In fairness, Corbyn subsequently amended his words, with Labour spokesmen insisting that he was referring to Thursday’s General Election and simply calling on the electorate to remove May.
On that front, the Islington MP has reason to be more optimistic than even he could have imagined, following a sharp tightening in the polls. However, the chance of him replacing May in Number 10 remains very slim. Despite Labour’s resurgence, betting markets still reflect a nearly 80 per cent chance of a Conservative majority, come Friday morning.
Different polls, however, are predicting wildly different results. An ICM survey yesterday showed a double-digit Tory lead, while YouGov – which has, famously, pointed to a hung parliament – reported a relatively narrow four per cent gap between the two main parties.

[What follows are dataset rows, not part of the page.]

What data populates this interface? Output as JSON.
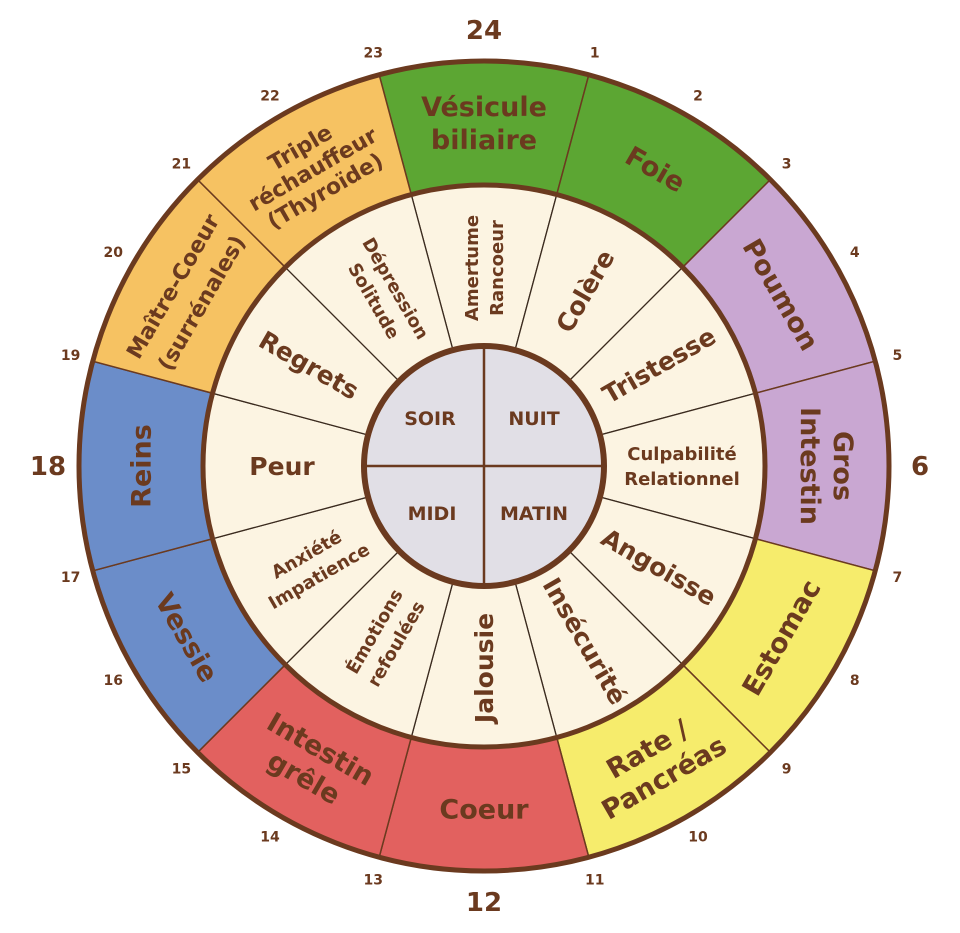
{
  "colors": {
    "brown": "#6b3a1f",
    "cream": "#fcf4e2",
    "center": "#e1dfe6",
    "green": "#5ca633",
    "purple": "#c9a7d2",
    "yellow": "#f6ec6c",
    "red": "#e2615f",
    "blue": "#6b8dc9",
    "orange": "#f6c262"
  },
  "organs": [
    {
      "hour": 0,
      "lines": [
        "Vésicule",
        "biliaire"
      ],
      "color": "green"
    },
    {
      "hour": 2,
      "lines": [
        "Foie"
      ],
      "color": "green"
    },
    {
      "hour": 4,
      "lines": [
        "Poumon"
      ],
      "color": "purple"
    },
    {
      "hour": 6,
      "lines": [
        "Gros",
        "Intestin"
      ],
      "color": "purple"
    },
    {
      "hour": 8,
      "lines": [
        "Estomac"
      ],
      "color": "yellow"
    },
    {
      "hour": 10,
      "lines": [
        "Rate /",
        "Pancréas"
      ],
      "color": "yellow"
    },
    {
      "hour": 12,
      "lines": [
        "Coeur"
      ],
      "color": "red"
    },
    {
      "hour": 14,
      "lines": [
        "Intestin",
        "grêle"
      ],
      "color": "red"
    },
    {
      "hour": 16,
      "lines": [
        "Vessie"
      ],
      "color": "blue"
    },
    {
      "hour": 18,
      "lines": [
        "Reins"
      ],
      "color": "blue"
    },
    {
      "hour": 20,
      "lines": [
        "Maître-Coeur",
        "(surrénales)"
      ],
      "color": "orange"
    },
    {
      "hour": 22,
      "lines": [
        "Triple",
        "réchauffeur",
        "(Thyroïde)"
      ],
      "color": "orange"
    }
  ],
  "emotions": [
    {
      "hour": 0,
      "lines": [
        "Amertume",
        "Rancoeur"
      ]
    },
    {
      "hour": 2,
      "lines": [
        "Colère"
      ]
    },
    {
      "hour": 4,
      "lines": [
        "Tristesse"
      ]
    },
    {
      "hour": 6,
      "lines": [
        "Culpabilité",
        "Relationnel"
      ]
    },
    {
      "hour": 8,
      "lines": [
        "Angoisse"
      ]
    },
    {
      "hour": 10,
      "lines": [
        "Insécurité"
      ]
    },
    {
      "hour": 12,
      "lines": [
        "Jalousie"
      ]
    },
    {
      "hour": 14,
      "lines": [
        "Émotions",
        "refoulées"
      ]
    },
    {
      "hour": 16,
      "lines": [
        "Anxiété",
        "Impatience"
      ]
    },
    {
      "hour": 18,
      "lines": [
        "Peur"
      ]
    },
    {
      "hour": 20,
      "lines": [
        "Regrets"
      ]
    },
    {
      "hour": 22,
      "lines": [
        "Dépression",
        "Solitude"
      ]
    }
  ],
  "periods": {
    "top_left": "SOIR",
    "top_right": "NUIT",
    "bottom_left": "MIDI",
    "bottom_right": "MATIN"
  },
  "hours": [
    "24",
    "1",
    "2",
    "3",
    "4",
    "5",
    "6",
    "7",
    "8",
    "9",
    "10",
    "11",
    "12",
    "13",
    "14",
    "15",
    "16",
    "17",
    "18",
    "19",
    "20",
    "21",
    "22",
    "23"
  ],
  "major_hours": [
    "24",
    "6",
    "12",
    "18"
  ]
}
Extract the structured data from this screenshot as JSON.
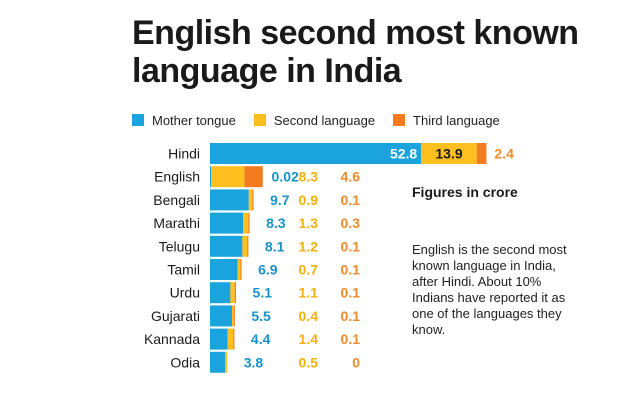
{
  "title": "English second most known language in India",
  "subtitle": "Figures in crore",
  "note": "English is the second most known language in India, after Hindi. About 10% Indians have reported it as one of the languages they know.",
  "colors": {
    "mother": "#1aa3dc",
    "second": "#ffbf1f",
    "third": "#f47c20",
    "label_mother": "#1893c7",
    "label_second": "#f0b10a",
    "label_third": "#f08a2a"
  },
  "chart_data": {
    "type": "bar",
    "orientation": "horizontal",
    "stacked": true,
    "unit": "crore",
    "categories": [
      "Hindi",
      "English",
      "Bengali",
      "Marathi",
      "Telugu",
      "Tamil",
      "Urdu",
      "Gujarati",
      "Kannada",
      "Odia"
    ],
    "series": [
      {
        "name": "Mother tongue",
        "values": [
          52.8,
          0.02,
          9.7,
          8.3,
          8.1,
          6.9,
          5.1,
          5.5,
          4.4,
          3.8
        ]
      },
      {
        "name": "Second language",
        "values": [
          13.9,
          8.3,
          0.9,
          1.3,
          1.2,
          0.7,
          1.1,
          0.4,
          1.4,
          0.5
        ]
      },
      {
        "name": "Third language",
        "values": [
          2.4,
          4.6,
          0.1,
          0.3,
          0.1,
          0.1,
          0.1,
          0.1,
          0.1,
          0
        ]
      }
    ],
    "value_labels": [
      [
        "52.8",
        "13.9",
        "2.4"
      ],
      [
        "0.02",
        "8.3",
        "4.6"
      ],
      [
        "9.7",
        "0.9",
        "0.1"
      ],
      [
        "8.3",
        "1.3",
        "0.3"
      ],
      [
        "8.1",
        "1.2",
        "0.1"
      ],
      [
        "6.9",
        "0.7",
        "0.1"
      ],
      [
        "5.1",
        "1.1",
        "0.1"
      ],
      [
        "5.5",
        "0.4",
        "0.1"
      ],
      [
        "4.4",
        "1.4",
        "0.1"
      ],
      [
        "3.8",
        "0.5",
        "0"
      ]
    ],
    "legend_position": "top-left",
    "grid": false
  }
}
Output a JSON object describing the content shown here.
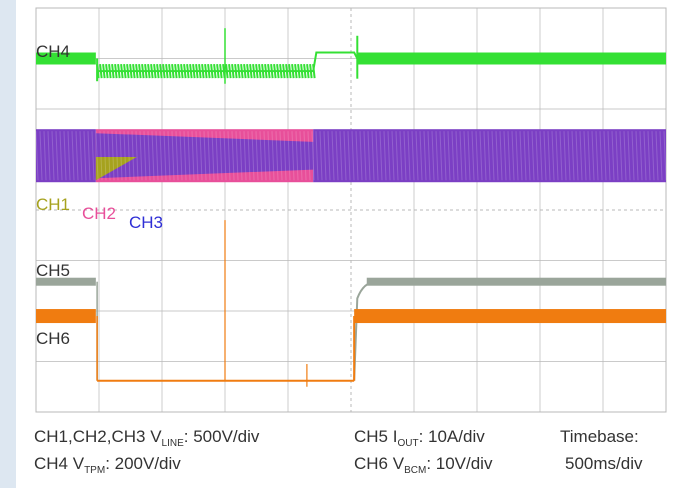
{
  "scope": {
    "channel_labels": {
      "ch4": "CH4",
      "ch1": "CH1",
      "ch2": "CH2",
      "ch3": "CH3",
      "ch5": "CH5",
      "ch6": "CH6"
    },
    "captions": {
      "line1_left_prefix": "CH1,CH2,CH3 V",
      "line1_left_sub": "LINE",
      "line1_left_suffix": ": 500V/div",
      "line1_mid_prefix": "CH5 I",
      "line1_mid_sub": "OUT",
      "line1_mid_suffix": ": 10A/div",
      "line1_right": "Timebase:",
      "line2_left_prefix": "CH4 V",
      "line2_left_sub": "TPM",
      "line2_left_suffix": ": 200V/div",
      "line2_mid_prefix": "CH6 V",
      "line2_mid_sub": "BCM",
      "line2_mid_suffix": ": 10V/div",
      "line2_right": "500ms/div"
    },
    "colors": {
      "ch1": "#a6a21e",
      "ch2": "#e84f9a",
      "ch3": "#2f2fd6",
      "ch4": "#34e034",
      "ch5": "#9aa59a",
      "ch6": "#f07c10",
      "trace_violet": "#7b3fc4",
      "grid": "#b8b8b8"
    }
  },
  "chart_data": {
    "type": "line",
    "x_unit": "divisions (500ms/div)",
    "x_range": [
      0,
      10
    ],
    "y_range": [
      0,
      8
    ],
    "grid": true,
    "series": [
      {
        "name": "CH4",
        "points": [
          [
            0,
            7.0
          ],
          [
            0.95,
            7.0
          ],
          [
            0.97,
            6.7
          ],
          [
            4.4,
            6.75
          ],
          [
            4.45,
            7.12
          ],
          [
            5.05,
            7.12
          ],
          [
            5.1,
            7.0
          ],
          [
            10,
            7.0
          ]
        ]
      },
      {
        "name": "CH5",
        "points": [
          [
            0,
            2.58
          ],
          [
            0.95,
            2.58
          ],
          [
            0.97,
            0.62
          ],
          [
            5.05,
            0.62
          ],
          [
            5.1,
            2.3
          ],
          [
            5.3,
            2.58
          ],
          [
            10,
            2.58
          ]
        ]
      },
      {
        "name": "CH6",
        "points": [
          [
            0,
            1.9
          ],
          [
            0.95,
            1.9
          ],
          [
            0.97,
            0.62
          ],
          [
            5.05,
            0.62
          ],
          [
            5.1,
            1.9
          ],
          [
            10,
            1.9
          ]
        ]
      }
    ]
  }
}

Two crucial but complex factors are obscuring the picture: the level of turnout on Thursday, and the behaviour of swing voters in 100 or so marginal constituencies.
The latter is extremely difficult to judge, given a paucity of data, and the former remains contentious. Pollsters have various ways of adjusting for the fact that the people they survey often fail to turn up and vote – but how accurate are their adjustments?
Professors at Southampton University have crunched the numbers and shown that applying a strong weight to this variable results in the Conservative lead doubling from an average of five points, to 10 points (taken from 11 polling companies).
Thus, the size of May’s majority is particularly uncertain, prompting some furrowing of brows at Tory Central Office. For this, the PM has only herself to blame, having spearheaded an exceptionally insipid and uninspiring campaign during which she has appeared evasive, unengaging, and tediously repetitive. Her approval rating lead against Corbyn has plummeted, and is now lower than David Cameron’s lead over Ed Miliband two years ago.
May called this election with the intention of cementing her position as the undisputed leader of the Conservative party and the government for the next five years. With 48 hours to go, she remains a fair distance away from achieving her goals.